KGK Danışma Kurulu üyesi olan moderatör Cesurhan Taş ise, Türkiye’nin yaklaşık üç katı büyüklüğünde bir coğrafi büyüklüğe sahip olan Kazakistan’ın Türk Dünyasının üretim üssü haline gelmek üzere yaptığı atılımlarının altını çizerek modern İpek Yolu hükmündeki Hazar Geçişli Orta Koridor’un getireceği zenginlik ve güç ile Avrasya Bölgesinde barış, amanlık ve esenliğe olumlu yönde katkı sunulacağını belirtti. Etkinlik, katılımcıların yorum ve değerlendirmeleri ile son buldu.
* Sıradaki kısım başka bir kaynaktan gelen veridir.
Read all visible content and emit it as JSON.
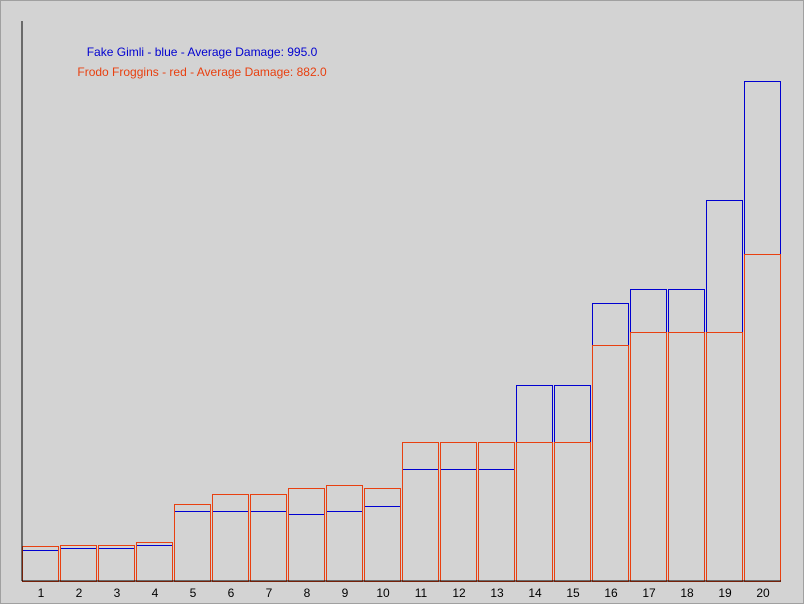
{
  "chart_data": {
    "type": "bar",
    "categories": [
      "1",
      "2",
      "3",
      "4",
      "5",
      "6",
      "7",
      "8",
      "9",
      "10",
      "11",
      "12",
      "13",
      "14",
      "15",
      "16",
      "17",
      "18",
      "19",
      "20"
    ],
    "series": [
      {
        "name": "Fake Gimli",
        "legend": "Fake Gimli - blue - Average Damage: 995.0",
        "color": "#0000d0",
        "values": [
          31,
          33,
          33,
          36,
          70,
          70,
          70,
          67,
          70,
          75,
          112,
          112,
          112,
          196,
          196,
          278,
          292,
          292,
          381,
          500
        ]
      },
      {
        "name": "Frodo Froggins",
        "legend": "Frodo Froggins - red - Average Damage: 882.0",
        "color": "#e84010",
        "values": [
          35,
          36,
          36,
          39,
          77,
          87,
          87,
          93,
          96,
          93,
          139,
          139,
          139,
          139,
          139,
          236,
          249,
          249,
          249,
          327
        ]
      }
    ],
    "ylim": [
      0,
      560
    ],
    "grid": false,
    "legend_position": "top-left",
    "overlay": true
  }
}
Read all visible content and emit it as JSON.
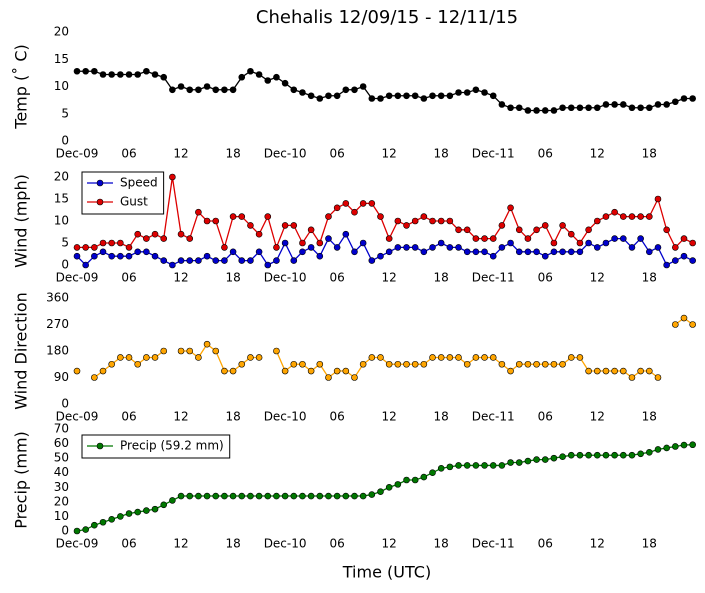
{
  "chart_data": [
    {
      "type": "line",
      "title": "Chehalis 12/09/15 - 12/11/15",
      "ylabel": "Temp (˚ C)",
      "x": [
        0,
        1,
        2,
        3,
        4,
        5,
        6,
        7,
        8,
        9,
        10,
        11,
        12,
        13,
        14,
        15,
        16,
        17,
        18,
        19,
        20,
        21,
        22,
        23,
        24,
        25,
        26,
        27,
        28,
        29,
        30,
        31,
        32,
        33,
        34,
        35,
        36,
        37,
        38,
        39,
        40,
        41,
        42,
        43,
        44,
        45,
        46,
        47,
        48,
        49,
        50,
        51,
        52,
        53,
        54,
        55,
        56,
        57,
        58,
        59,
        60,
        61,
        62,
        63,
        64,
        65,
        66,
        67,
        68,
        69,
        70,
        71
      ],
      "xlim": [
        0,
        71.5
      ],
      "xticks": [
        {
          "value": 0,
          "label": "Dec-09"
        },
        {
          "value": 6,
          "label": "06"
        },
        {
          "value": 12,
          "label": "12"
        },
        {
          "value": 18,
          "label": "18"
        },
        {
          "value": 24,
          "label": "Dec-10"
        },
        {
          "value": 30,
          "label": "06"
        },
        {
          "value": 36,
          "label": "12"
        },
        {
          "value": 42,
          "label": "18"
        },
        {
          "value": 48,
          "label": "Dec-11"
        },
        {
          "value": 54,
          "label": "06"
        },
        {
          "value": 60,
          "label": "12"
        },
        {
          "value": 66,
          "label": "18"
        }
      ],
      "ylim": [
        0,
        20
      ],
      "yticks": [
        0,
        5,
        10,
        15,
        20
      ],
      "series": [
        {
          "color": "#000000",
          "values": [
            12.8,
            12.8,
            12.8,
            12.2,
            12.2,
            12.2,
            12.2,
            12.2,
            12.8,
            12.2,
            11.7,
            9.4,
            10,
            9.4,
            9.4,
            10,
            9.4,
            9.4,
            9.4,
            11.7,
            12.8,
            12.2,
            11.1,
            11.7,
            10.6,
            9.4,
            8.9,
            8.3,
            7.8,
            8.3,
            8.3,
            9.4,
            9.4,
            10,
            7.8,
            7.8,
            8.3,
            8.3,
            8.3,
            8.3,
            7.8,
            8.3,
            8.3,
            8.3,
            8.9,
            8.9,
            9.4,
            8.9,
            8.3,
            6.7,
            6.1,
            6.1,
            5.6,
            5.6,
            5.6,
            5.6,
            6.1,
            6.1,
            6.1,
            6.1,
            6.1,
            6.7,
            6.7,
            6.7,
            6.1,
            6.1,
            6.1,
            6.7,
            6.7,
            7.2,
            7.8,
            7.8
          ]
        }
      ]
    },
    {
      "type": "line",
      "ylabel": "Wind (mph)",
      "x": [
        0,
        1,
        2,
        3,
        4,
        5,
        6,
        7,
        8,
        9,
        10,
        11,
        12,
        13,
        14,
        15,
        16,
        17,
        18,
        19,
        20,
        21,
        22,
        23,
        24,
        25,
        26,
        27,
        28,
        29,
        30,
        31,
        32,
        33,
        34,
        35,
        36,
        37,
        38,
        39,
        40,
        41,
        42,
        43,
        44,
        45,
        46,
        47,
        48,
        49,
        50,
        51,
        52,
        53,
        54,
        55,
        56,
        57,
        58,
        59,
        60,
        61,
        62,
        63,
        64,
        65,
        66,
        67,
        68,
        69,
        70,
        71
      ],
      "xlim": [
        0,
        71.5
      ],
      "xticks": [
        {
          "value": 0,
          "label": "Dec-09"
        },
        {
          "value": 6,
          "label": "06"
        },
        {
          "value": 12,
          "label": "12"
        },
        {
          "value": 18,
          "label": "18"
        },
        {
          "value": 24,
          "label": "Dec-10"
        },
        {
          "value": 30,
          "label": "06"
        },
        {
          "value": 36,
          "label": "12"
        },
        {
          "value": 42,
          "label": "18"
        },
        {
          "value": 48,
          "label": "Dec-11"
        },
        {
          "value": 54,
          "label": "06"
        },
        {
          "value": 60,
          "label": "12"
        },
        {
          "value": 66,
          "label": "18"
        }
      ],
      "ylim": [
        0,
        20
      ],
      "yticks": [
        0,
        5,
        10,
        15,
        20
      ],
      "legend": "upper left",
      "series": [
        {
          "name": "Speed",
          "color": "#0000cc",
          "values": [
            2,
            0,
            2,
            3,
            2,
            2,
            2,
            3,
            3,
            2,
            1,
            0,
            1,
            1,
            1,
            2,
            1,
            1,
            3,
            1,
            1,
            3,
            0,
            1,
            5,
            1,
            3,
            4,
            2,
            6,
            4,
            7,
            3,
            5,
            1,
            2,
            3,
            4,
            4,
            4,
            3,
            4,
            5,
            4,
            4,
            3,
            3,
            3,
            2,
            4,
            5,
            3,
            3,
            3,
            2,
            3,
            3,
            3,
            3,
            5,
            4,
            5,
            6,
            6,
            4,
            6,
            3,
            4,
            0,
            1,
            2,
            1
          ]
        },
        {
          "name": "Gust",
          "color": "#dd0000",
          "values": [
            4,
            4,
            4,
            5,
            5,
            5,
            4,
            7,
            6,
            7,
            6,
            20,
            7,
            6,
            12,
            10,
            10,
            4,
            11,
            11,
            9,
            7,
            11,
            4,
            9,
            9,
            5,
            8,
            5,
            11,
            13,
            14,
            12,
            14,
            14,
            11,
            6,
            10,
            9,
            10,
            11,
            10,
            10,
            10,
            8,
            8,
            6,
            6,
            6,
            9,
            13,
            8,
            6,
            8,
            9,
            5,
            9,
            7,
            5,
            8,
            10,
            11,
            12,
            11,
            11,
            11,
            11,
            15,
            8,
            4,
            6,
            5
          ]
        }
      ]
    },
    {
      "type": "line",
      "ylabel": "Wind Direction",
      "x": [
        0,
        1,
        2,
        3,
        4,
        5,
        6,
        7,
        8,
        9,
        10,
        11,
        12,
        13,
        14,
        15,
        16,
        17,
        18,
        19,
        20,
        21,
        22,
        23,
        24,
        25,
        26,
        27,
        28,
        29,
        30,
        31,
        32,
        33,
        34,
        35,
        36,
        37,
        38,
        39,
        40,
        41,
        42,
        43,
        44,
        45,
        46,
        47,
        48,
        49,
        50,
        51,
        52,
        53,
        54,
        55,
        56,
        57,
        58,
        59,
        60,
        61,
        62,
        63,
        64,
        65,
        66,
        67,
        68,
        69,
        70,
        71
      ],
      "xlim": [
        0,
        71.5
      ],
      "xticks": [
        {
          "value": 0,
          "label": "Dec-09"
        },
        {
          "value": 6,
          "label": "06"
        },
        {
          "value": 12,
          "label": "12"
        },
        {
          "value": 18,
          "label": "18"
        },
        {
          "value": 24,
          "label": "Dec-10"
        },
        {
          "value": 30,
          "label": "06"
        },
        {
          "value": 36,
          "label": "12"
        },
        {
          "value": 42,
          "label": "18"
        },
        {
          "value": 48,
          "label": "Dec-11"
        },
        {
          "value": 54,
          "label": "06"
        },
        {
          "value": 60,
          "label": "12"
        },
        {
          "value": 66,
          "label": "18"
        }
      ],
      "ylim": [
        0,
        360
      ],
      "yticks": [
        0,
        90,
        180,
        270,
        360
      ],
      "series": [
        {
          "color": "#ffa500",
          "values": [
            112,
            null,
            90,
            112,
            135,
            158,
            158,
            135,
            158,
            158,
            180,
            null,
            180,
            180,
            158,
            203,
            180,
            112,
            112,
            135,
            158,
            158,
            null,
            180,
            112,
            135,
            135,
            112,
            135,
            90,
            112,
            112,
            90,
            135,
            158,
            158,
            135,
            135,
            135,
            135,
            135,
            158,
            158,
            158,
            158,
            135,
            158,
            158,
            158,
            135,
            112,
            135,
            135,
            135,
            135,
            135,
            135,
            158,
            158,
            112,
            112,
            112,
            112,
            112,
            90,
            112,
            112,
            90,
            null,
            270,
            292,
            270
          ]
        }
      ]
    },
    {
      "type": "line",
      "ylabel": "Precip (mm)",
      "xlabel": "Time (UTC)",
      "x": [
        0,
        1,
        2,
        3,
        4,
        5,
        6,
        7,
        8,
        9,
        10,
        11,
        12,
        13,
        14,
        15,
        16,
        17,
        18,
        19,
        20,
        21,
        22,
        23,
        24,
        25,
        26,
        27,
        28,
        29,
        30,
        31,
        32,
        33,
        34,
        35,
        36,
        37,
        38,
        39,
        40,
        41,
        42,
        43,
        44,
        45,
        46,
        47,
        48,
        49,
        50,
        51,
        52,
        53,
        54,
        55,
        56,
        57,
        58,
        59,
        60,
        61,
        62,
        63,
        64,
        65,
        66,
        67,
        68,
        69,
        70,
        71
      ],
      "xlim": [
        0,
        71.5
      ],
      "xticks": [
        {
          "value": 0,
          "label": "Dec-09"
        },
        {
          "value": 6,
          "label": "06"
        },
        {
          "value": 12,
          "label": "12"
        },
        {
          "value": 18,
          "label": "18"
        },
        {
          "value": 24,
          "label": "Dec-10"
        },
        {
          "value": 30,
          "label": "06"
        },
        {
          "value": 36,
          "label": "12"
        },
        {
          "value": 42,
          "label": "18"
        },
        {
          "value": 48,
          "label": "Dec-11"
        },
        {
          "value": 54,
          "label": "06"
        },
        {
          "value": 60,
          "label": "12"
        },
        {
          "value": 66,
          "label": "18"
        }
      ],
      "ylim": [
        0,
        70
      ],
      "yticks": [
        0,
        10,
        20,
        30,
        40,
        50,
        60,
        70
      ],
      "legend": "upper left",
      "series": [
        {
          "name": "Precip (59.2 mm)",
          "color": "#007700",
          "values": [
            0,
            1,
            4,
            6,
            8,
            10,
            12,
            13,
            14,
            15,
            18,
            21,
            24,
            24,
            24,
            24,
            24,
            24,
            24,
            24,
            24,
            24,
            24,
            24,
            24,
            24,
            24,
            24,
            24,
            24,
            24,
            24,
            24,
            24,
            25,
            27,
            30,
            32,
            35,
            35,
            37,
            40,
            43,
            44,
            45,
            45,
            45,
            45,
            45,
            45,
            47,
            47,
            48,
            49,
            49,
            50,
            51,
            52,
            52,
            52,
            52,
            52,
            52,
            52,
            52,
            53,
            54,
            56,
            57,
            58,
            59,
            59.2
          ]
        }
      ]
    }
  ]
}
Panel, Orta Koridorun Türk Devletleri için sunduğu fırsatları ve karşılaşılan zorlukları ayrıntılı bir şekilde ortaya koyarak sona erdi. Katılımcılar, demir yollarının stratejik önemini vurgularken, Hazar Geçişli Orta Koridorun Türk Dünyası için büyük bir potansiyele sahip olduğunu belirtti. Bu girişimin, Türk Devletleri arasında ekonomik ve sosyal bağları güçlendireceği ve bölgesel iş birliğini artıracağı konusunda genel bir uzlaşı sağlandı.